Go to the cities in America and Canada with a large Muslim population. Go to the UK, France, and Germany. Meet the Muslims in those places. You will find that the overwhelming majority of them love the places they live and want nothing more than to practice their religion in peace. Even if you still don’t agree with their individual values, you’ll still see that they aren’t interested in harming anyone.

Is it wrong for ISIS and for countries like Saudi Arabia to force people to follow their religious beliefs? Yes. Islamo-fascism is evil and it must be stopped. Simultaneously however, the atheist must be able to realize that the government of Saudi Arabia and Khaled down the street do not share the same views. After all, Muslims would not live in the West if they did not like at least some of the values of this society.

Why is the burden on atheists though? Atheists aren’t out here forming paramilitary groups and nation-states based on atheism. Atheist’s aren’t forcing people to adhere to their view of the world through violence. Why do we have to be the ones who are careful with what we say? Well, because atheists are supposed to value reason and logic above all else. Atheists are supposed to criticize based on fact, not emotion or belief. Whenever an atheist starts saying things like “Islam is _______” or “Christianity is ______”, he seems to be stating more what he believes instead of what is objectively true. No atheist should be able to support such stereotypical thinking.

What really pisses me off most though is when atheists like Dawkins and Hitchens play the victim when they are criticized for their statements. Dawkins acted like he was personally offended that Berkeley cancelled his speaking gig, and when Hitchens was alive he always complained about being attacked for his “free speech” whenever he made his sometimes-bigoted arguments against Islam. Well, what did you think was going to happen? If you come out and attack over a billion people, those people and friends of those people are going to get pissed off. I might be more on the atheists’ side if they were simply making valid criticisms, but too often those valid criticisms are wrapped in layers of fear-mongering and xenophobia. It’s incredibly off-putting. It gets even worse when those who actively dislike Muslims hear these arguments, and then they start using those arguments from Dawkins and Hitchens to bolster their own bigoted beliefs! While this is incidental and not intended, they still need to realize what the full consequences of their statements are.

Atheists can and should criticize organized religion as much as possible. However, atheists need to be clear in their criticisms and must, at all costs, avoid slipping into logical fallacies. Separate the people from the religion. Otherwise, people won’t take atheism seriously and the movement will suffer.

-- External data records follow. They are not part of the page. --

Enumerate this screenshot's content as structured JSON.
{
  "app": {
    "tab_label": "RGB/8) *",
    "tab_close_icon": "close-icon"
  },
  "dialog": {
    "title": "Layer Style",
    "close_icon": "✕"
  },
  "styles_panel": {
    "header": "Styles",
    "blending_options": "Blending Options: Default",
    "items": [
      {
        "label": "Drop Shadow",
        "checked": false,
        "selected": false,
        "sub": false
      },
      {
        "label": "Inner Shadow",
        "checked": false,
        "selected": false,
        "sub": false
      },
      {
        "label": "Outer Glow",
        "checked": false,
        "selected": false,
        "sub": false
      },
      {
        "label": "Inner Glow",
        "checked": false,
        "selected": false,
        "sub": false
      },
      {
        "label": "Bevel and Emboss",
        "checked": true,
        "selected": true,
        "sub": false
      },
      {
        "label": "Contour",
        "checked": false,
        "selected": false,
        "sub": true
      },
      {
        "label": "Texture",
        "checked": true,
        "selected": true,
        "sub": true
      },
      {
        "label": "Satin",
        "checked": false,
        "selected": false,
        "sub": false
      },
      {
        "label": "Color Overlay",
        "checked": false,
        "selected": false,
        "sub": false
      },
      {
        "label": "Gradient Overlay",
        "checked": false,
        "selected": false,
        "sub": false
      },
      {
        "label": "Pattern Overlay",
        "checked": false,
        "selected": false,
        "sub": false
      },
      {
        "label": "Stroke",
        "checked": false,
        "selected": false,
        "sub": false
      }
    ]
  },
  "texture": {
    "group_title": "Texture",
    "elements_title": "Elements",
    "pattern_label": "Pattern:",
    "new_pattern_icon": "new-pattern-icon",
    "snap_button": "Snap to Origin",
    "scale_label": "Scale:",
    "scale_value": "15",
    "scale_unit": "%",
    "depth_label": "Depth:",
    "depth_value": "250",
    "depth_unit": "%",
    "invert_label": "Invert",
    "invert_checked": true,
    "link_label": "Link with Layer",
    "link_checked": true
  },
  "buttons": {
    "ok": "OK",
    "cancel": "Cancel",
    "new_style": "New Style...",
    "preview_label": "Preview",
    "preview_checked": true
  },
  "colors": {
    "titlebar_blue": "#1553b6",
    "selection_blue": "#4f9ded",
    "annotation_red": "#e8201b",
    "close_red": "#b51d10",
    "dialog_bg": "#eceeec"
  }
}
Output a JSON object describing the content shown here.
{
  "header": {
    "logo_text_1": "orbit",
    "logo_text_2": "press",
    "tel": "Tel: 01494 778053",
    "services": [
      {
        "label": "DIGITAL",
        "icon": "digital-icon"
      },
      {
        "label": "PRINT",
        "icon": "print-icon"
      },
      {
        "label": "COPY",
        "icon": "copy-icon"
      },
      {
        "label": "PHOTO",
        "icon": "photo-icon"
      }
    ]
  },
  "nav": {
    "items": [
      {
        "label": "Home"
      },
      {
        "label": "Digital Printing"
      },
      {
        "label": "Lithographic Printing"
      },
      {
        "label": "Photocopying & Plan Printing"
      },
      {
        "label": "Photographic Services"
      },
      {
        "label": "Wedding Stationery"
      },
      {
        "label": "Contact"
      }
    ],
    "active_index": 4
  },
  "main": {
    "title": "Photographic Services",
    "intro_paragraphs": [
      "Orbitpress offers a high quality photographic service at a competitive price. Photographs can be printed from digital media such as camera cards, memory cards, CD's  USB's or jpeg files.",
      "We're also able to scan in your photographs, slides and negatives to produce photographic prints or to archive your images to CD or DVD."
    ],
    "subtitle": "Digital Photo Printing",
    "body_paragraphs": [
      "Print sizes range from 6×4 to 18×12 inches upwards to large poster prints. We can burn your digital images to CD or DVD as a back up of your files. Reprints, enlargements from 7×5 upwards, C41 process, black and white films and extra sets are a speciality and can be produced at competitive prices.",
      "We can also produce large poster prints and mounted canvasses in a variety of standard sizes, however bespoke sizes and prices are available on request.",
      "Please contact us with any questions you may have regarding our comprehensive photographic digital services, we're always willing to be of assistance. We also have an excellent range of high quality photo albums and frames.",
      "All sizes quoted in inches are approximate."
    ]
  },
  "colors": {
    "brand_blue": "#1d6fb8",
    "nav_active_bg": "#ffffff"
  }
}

The Problem With Richard Dawkins

It’s been well over a month since I last posted anything, so it feels good to be writing for fun again. I’ve been so bogged down in writing that I don’t want to do I haven’t had the energy until today to do anything creative.

As you can probably imagine, this particular post will be an analysis of probably the world’s most famous atheist: Richard Dawkins. Why am I doing this? Because I feel that the manner in which Dawkins goes about discussing/debating atheism with the general public serves as a great contrast to my ideas about friendly atheism, which after all is the whole point of this blog. There’s more about my ideas in previous posts, but I’m hoping that this blog will serve as a “comparison by contrast” to illustrate what this whole friendly atheism thing is when it’s contrasted against one of the leading voices on atheism in the mainstream.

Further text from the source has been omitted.